Kurz vor dem Brexit-Referendum: „Tag des jüngsten Gerichts“
Die EU-Befürworter liegen laut einer Umfrage bei 52 Prozent, das Brexit-Lager kommt auf 48 Prozent. Das Pfund stieg auf ein Jahreshoch gegenüber dem Dollar.
Durch die Brexit-Nacht führt am Donnerstag ab 23 Uhr unser musikalischer Liveticker unter taz.de/brexit.
Der historische Charakter der Abstimmung war allen Beteiligten klar: „Tag der Unabhängigkeit“, titelte die europakritische Boulevardzeitung The Sun, während die proeuropäische Zeitung The Times vom „Tag des jüngsten Gerichts“ sprach. Ebenso gespalten wie die Zeitungen zeigte sich auch die Bevölkerung: Laut einer am Donnerstag veröffentlichten Umfrage lagen die EU-Befürworter mit 52 Prozent nur wenige Prozentpunkte vor dem Brexit-Lager, das auf 48 Prozent kam.
Die Wahllokale öffneten landesweit um 07.00 Uhr Ortszeit (08.00 Uhr MESZ). Bis 22.00 Uhr (23.00 Uhr MESZ) konnten Wähler ihre Stimme abgeben. Wegen des erwarteten großen Andrangs wurden außer in Schulen und Pubs auch in Kirchen, Garagen, einem Waschsalon und in einer Windmühle Wahlkabinen aufgestellt. Mit belastbaren Ergebnissen wurde nicht vor 05.00 Uhr am Freitagmorgen gerechnet.

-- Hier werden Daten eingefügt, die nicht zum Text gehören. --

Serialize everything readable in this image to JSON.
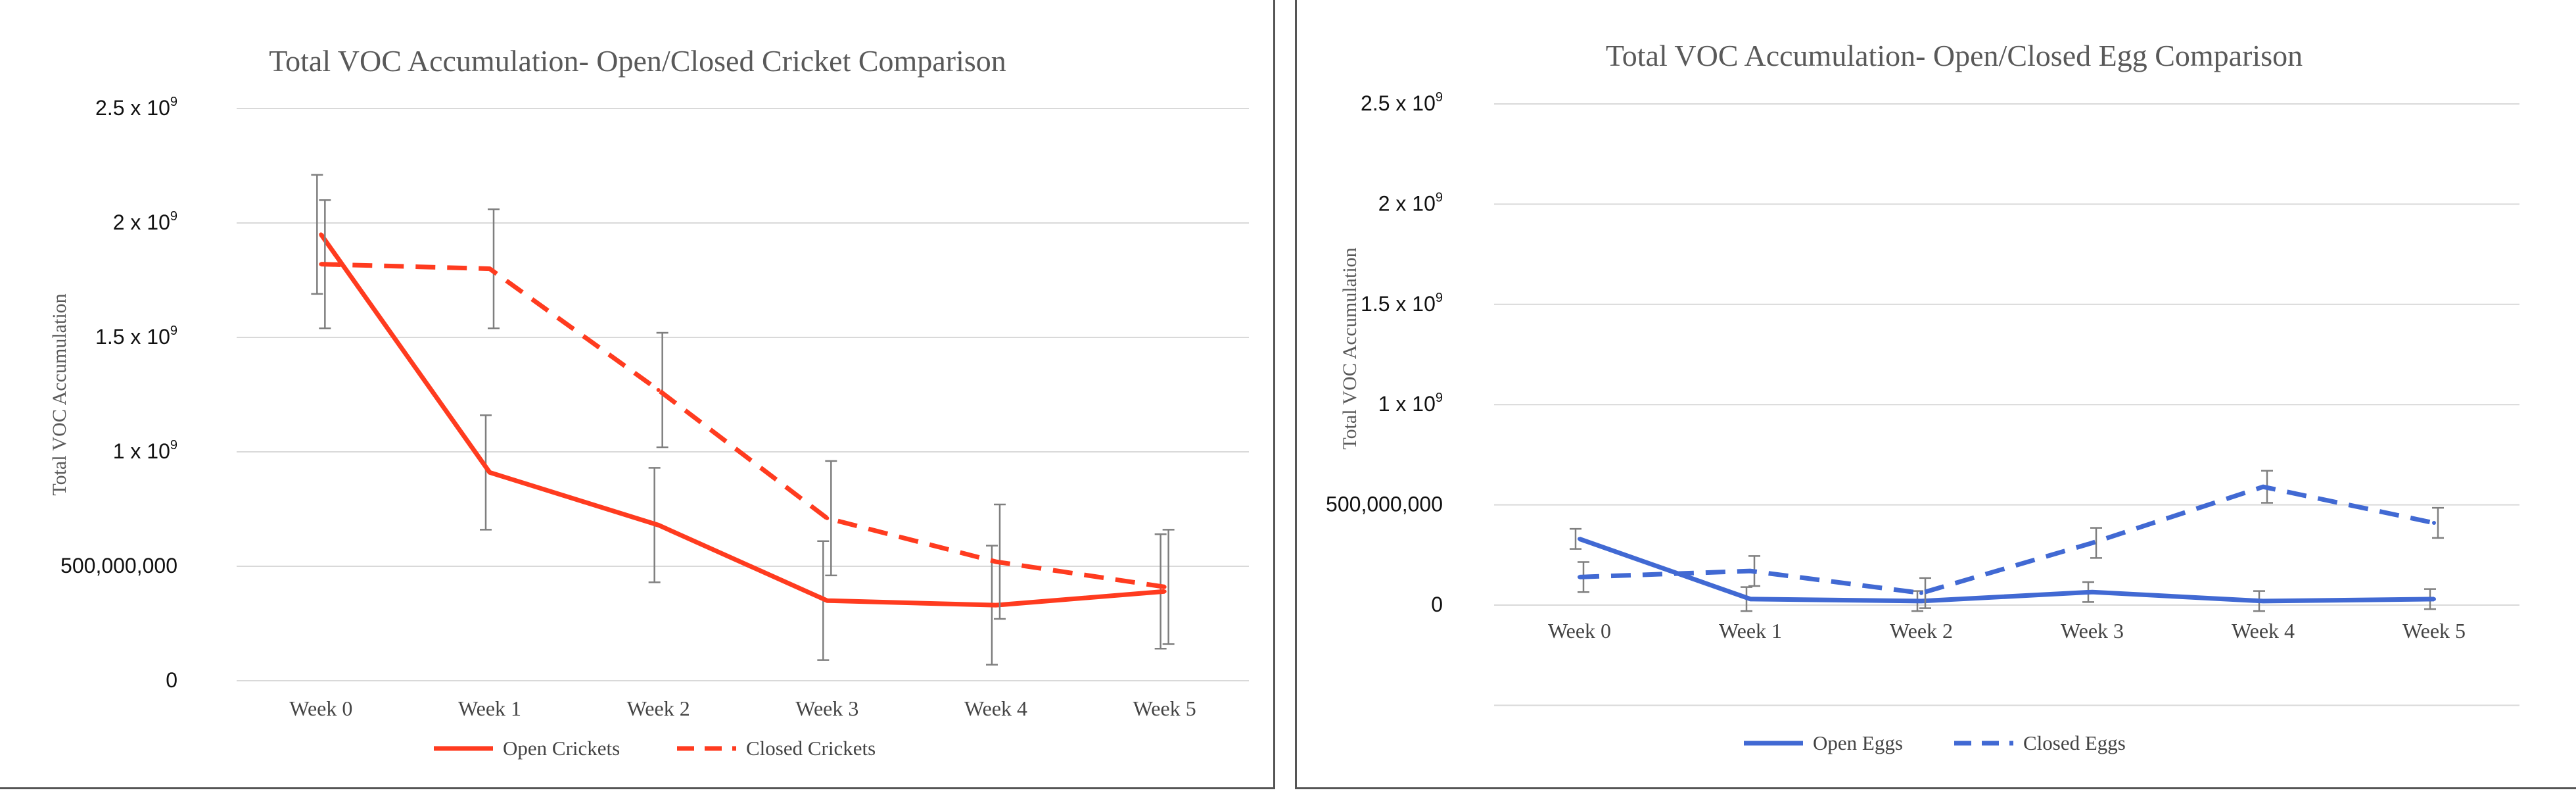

Gegner und Befürworter des Austritts hatten bis zuletzt eindringlich um Stimmen geworben. Der Wortführer der Austrittsbefürworter, Londons früherer Bürgermeister Boris Johnson, sah am Mittwochabend einen Sieg in Reichweite. Premierminister David Cameron, der die Abstimmung im Januar 2013 unter dem Druck seiner konservativen Partei angesetzt hatte, appellierte nach der Stimmabgabe am Donnerstag im Internetdienst Twitter hingegen dafür, für den Verbleib zu stimmen, um eine „bessere Zukunft“ zu sichern.

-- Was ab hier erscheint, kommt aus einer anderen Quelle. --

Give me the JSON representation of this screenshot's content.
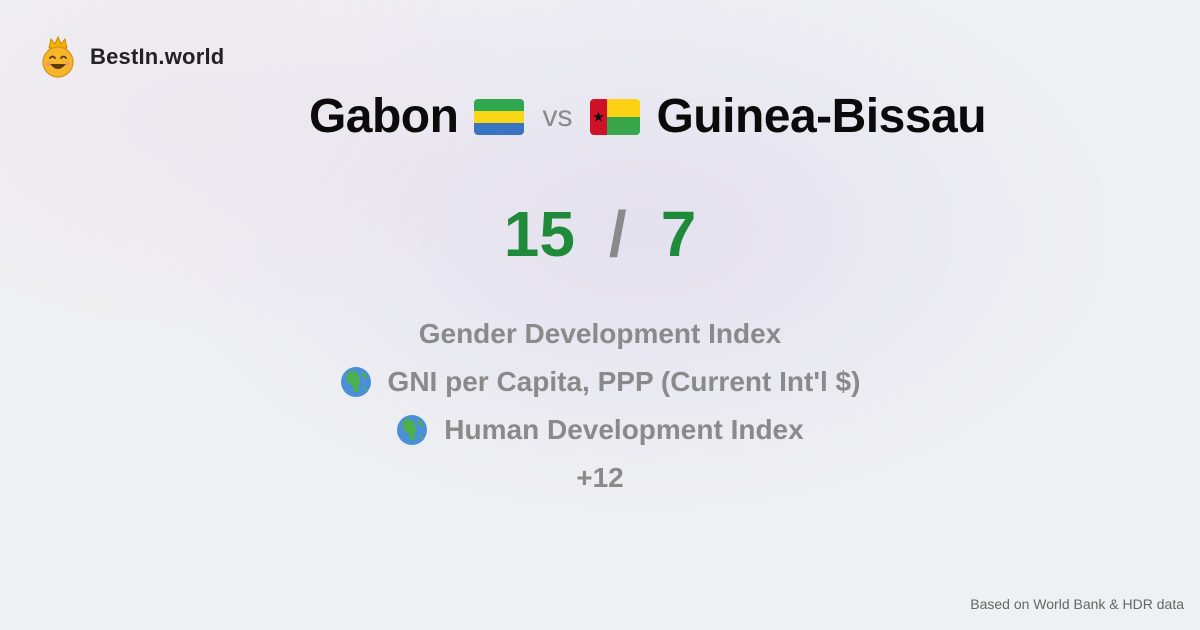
{
  "brand": {
    "name": "BestIn.world",
    "logo_icon": "crowned-smiley-icon"
  },
  "comparison": {
    "left_country": "Gabon",
    "left_flag_icon": "gabon-flag-icon",
    "vs_label": "vs",
    "right_country": "Guinea-Bissau",
    "right_flag_icon": "guinea-bissau-flag-icon"
  },
  "score": {
    "left": "15",
    "separator": "/",
    "right": "7",
    "score_color": "#1e8a3a"
  },
  "metrics": [
    {
      "label": "Gender Development Index",
      "icon": ""
    },
    {
      "label": "GNI per Capita, PPP (Current Int'l $)",
      "icon": "globe-africa-icon"
    },
    {
      "label": "Human Development Index",
      "icon": "globe-africa-icon"
    }
  ],
  "more_label": "+12",
  "footer": {
    "source": "Based on World Bank & HDR data"
  }
}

Warteschlangen vor den Wahllokalen
Der Labour-Vorsitzende Jeremy Corbyn antwortete auf die Frage nach dem Ausgang des Referendums: „Sie können immer die Wettbüros fragen.“ Diese erwarteten einen Sieg des „Remain“-Lagers. Der Vorsitzende der europafeindlichen Ukip-Partei, Nigel Farage, sagte dagegen bei seiner Stimmabgabe in London, das Austritts-Lager habe gute Chancen auf einen Sieg.
Am Tag des Referendums veröffentlichte viele Briten ein Foto ihres ausgefüllten Stimmzettels mit dem Hashtag #ivoted (ich habe gewählt) auf Twitter. In Cumbria im Nordwesten Englands bildete sich vor einem Wahllokal schon vor der Öffnung eine Warteschlange, wie Wähler Nick Turner auf Twitter berichtete. „So etwas habe ich an einem Wahltag noch nie gesehen“, schrieb er.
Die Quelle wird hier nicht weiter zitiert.